“Temos de realçar o aspecto lúdico da festa, em especial da Festa dos Rapazes”, diz Belarmino Afonso, referindo-se a esta tradição de Petisqueira, Deilão, Vila Meã e Babe, do planalto da Lombada, no concelho de Bragança.
A festa desenrola-se nos dias 25 e 26 de Dezembro – dias de Natal e de Santo Estêvão (dantes também no dia 27, dia dos Santos Inocentes) – e desta participam por direito próprio os rapazes com mais de 12 anos. Os meirinhos são em regra três, mudando em cada ano – o meirinho velho escolhe o meirinho novo e o substituto, sendo esta escolha em Vila Meã seguida por um curioso “simulacro de votação que vem confirmar a escolha feita” –; é a eles que compete a coordenação das actividades. A não ser em Babe, também as raparigas participam na ceia, ponto alto da comemoração, que é seguida de baile.
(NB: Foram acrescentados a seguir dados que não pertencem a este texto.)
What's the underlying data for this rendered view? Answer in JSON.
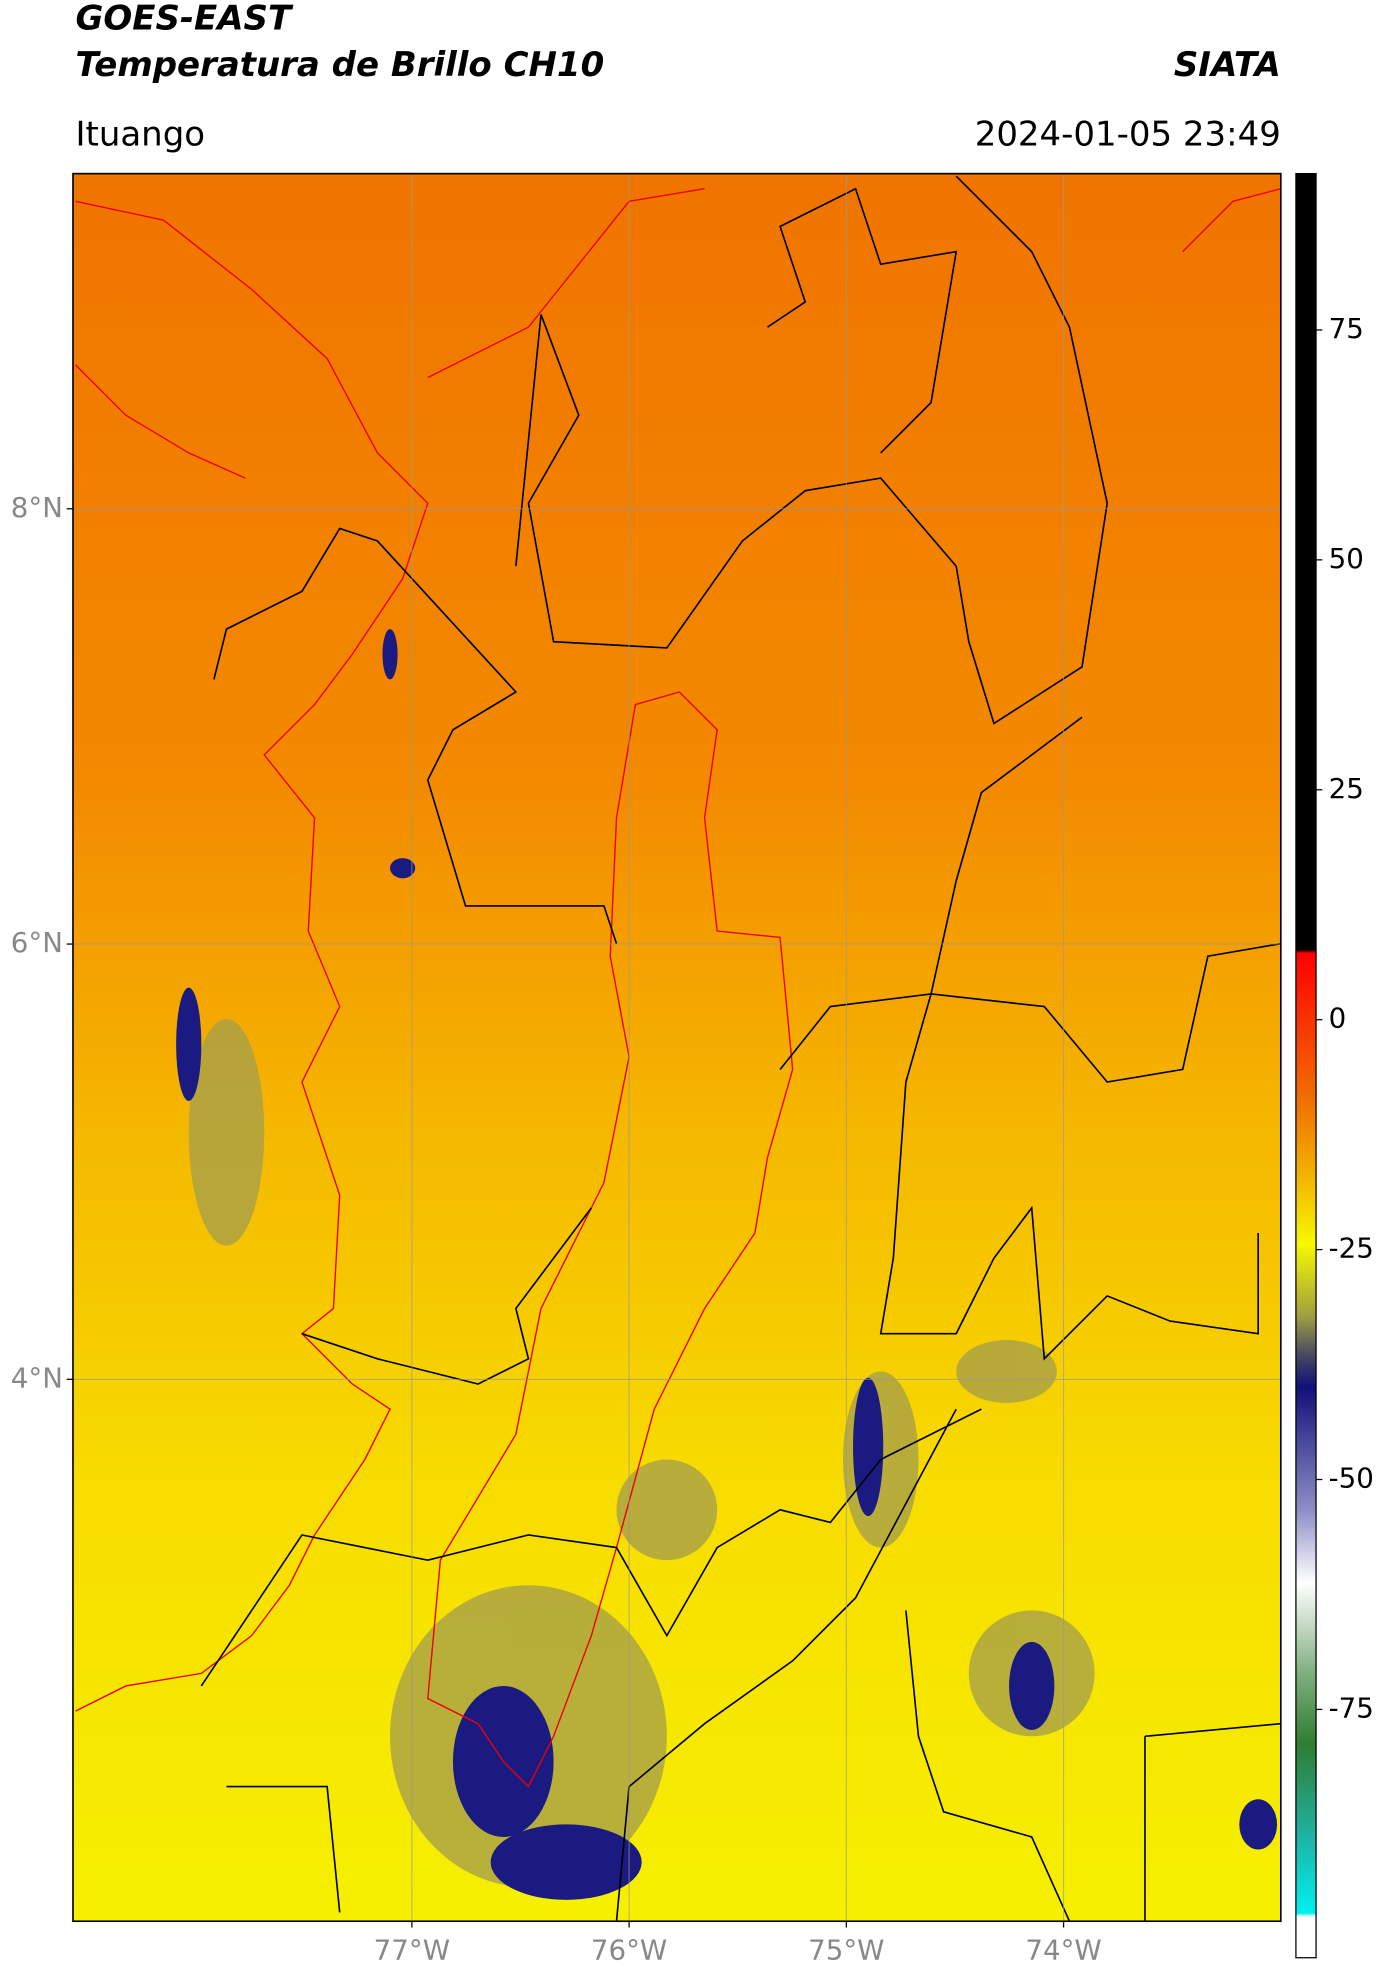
{
  "header": {
    "title": "GOES-EAST",
    "subtitle": "Temperatura de Brillo CH10",
    "source": "SIATA",
    "location": "Ituango",
    "datetime": "2024-01-05 23:49"
  },
  "map": {
    "lon_range": [
      -78.56,
      -73.0
    ],
    "lat_range": [
      1.51,
      9.54
    ],
    "lat_ticks": [
      {
        "value": 8,
        "label": "8°N"
      },
      {
        "value": 6,
        "label": "6°N"
      },
      {
        "value": 4,
        "label": "4°N"
      }
    ],
    "lon_ticks": [
      {
        "value": -77,
        "label": "77°W"
      },
      {
        "value": -76,
        "label": "76°W"
      },
      {
        "value": -75,
        "label": "75°W"
      },
      {
        "value": -74,
        "label": "74°W"
      }
    ],
    "grid": true
  },
  "colorbar": {
    "lim": [
      -102,
      92
    ],
    "ticks": [
      75,
      50,
      25,
      0,
      -25,
      -50,
      -75
    ]
  }
}
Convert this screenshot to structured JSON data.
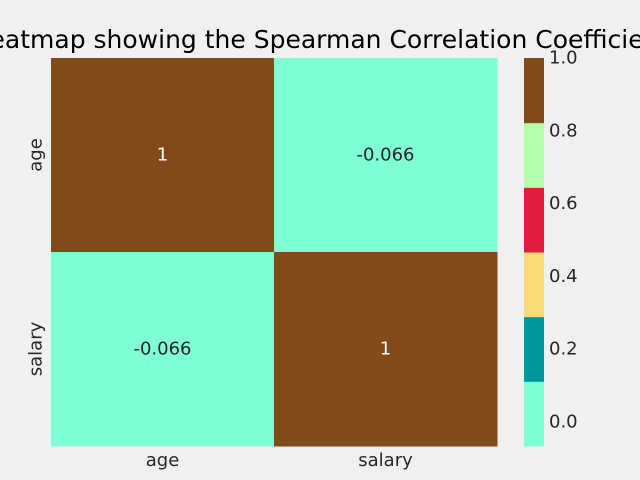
{
  "chart_data": {
    "type": "heatmap",
    "title": "Heatmap showing the Spearman Correlation Coefficient",
    "x_labels": [
      "age",
      "salary"
    ],
    "y_labels": [
      "age",
      "salary"
    ],
    "values": [
      [
        1,
        -0.066
      ],
      [
        -0.066,
        1
      ]
    ],
    "annotations": [
      [
        "1",
        "-0.066"
      ],
      [
        "-0.066",
        "1"
      ]
    ],
    "colorbar": {
      "range": [
        -0.066,
        1.0
      ],
      "ticks": [
        0.0,
        0.2,
        0.4,
        0.6,
        0.8,
        1.0
      ],
      "tick_labels": [
        "0.0",
        "0.2",
        "0.4",
        "0.6",
        "0.8",
        "1.0"
      ],
      "colors": [
        "#7fffd4",
        "#00979c",
        "#fadb75",
        "#e01a40",
        "#b3ffae",
        "#804a1a"
      ]
    },
    "grid": false,
    "background_color": "#f0f0f0"
  }
}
Os comes-e-bebes são oferecidos ou angariados pelos rapazes que em Vila Meã têm especial ajuda das raparigas que fazem as roscas (pão de trigo coberto com clara de ovo e em forma estelar).
Em Deilão, o meirinho velho paga a calaça, isto é, o vinho e bebidas finas para os circunstantes, registou Belarmino Afonso que diz que, pelas 15 ou 16 horas, o baile é interrompido.
O altifalante anuncia que “os meirinhos vão correr”. Tudo conflui para o largo principal. “Os rapazes soltam-se da moça e botam-se a correr.” Correm três meirinhos. No seu encalço vai toda a outra juventude tentar apanhá-los. Quando isto sucede, vêm “às carrintchas” dos rapazes. Quando havia mais raparigas, “eram elas que traziam às costas os meirinhos”. Quando são apanhados, vai ao seu encontro o gaiteiro, bombo, ferrinhos e mais garotada. A animação começa a aquecer. “Toca, gaiteiro, se não, não ganhas as castanhas”, dizem às vezes os assistentes para animar a festa.
Em Vila Meã, após a corrida, os meirinhos velho e novo “regressam às costas, cada um de duas raparigas”.
A Festa dos Rapazes tem enquadramento religioso. Os rapazes em Deilão assistem à missa nos dias 25 e 26, formando em Babe duas alas, e na procissão são eles que conduzem o andor de Santo Estêvão. Vamos terminar este apontamento com um breve relato de Belarmino Afonso:
Chegara para celebrar a missa no dia 26, a Deilão. Ouvi choros e grande barulheira. Era um simulacro de enterro, acompanhado de trejeitos bizarros e alarido de carpideiras. Um jovem que não compareceu de manhã cedo à chamada, após a alvorada, fazia de morto. Foram descobri-lo a casa ou onde quer que estivesse. Trouxeram-no numa escada que servia de esquife. Outro fazia de padre e inglesava um “reco eterno” de latim apropriado à cerimónia fúnebre. A água benta tirada de qualquer charco ia numa caldeira. O funeral ou a sua simulação consistia numa espécie de sanção moral para o prevaricador que não conseguiu passar uma noite sem dormir.
Notas
AFONSO, Belarmino – Brigantia, revista de cultura. Julho-Dezembro de 1987 (1987) 339–354.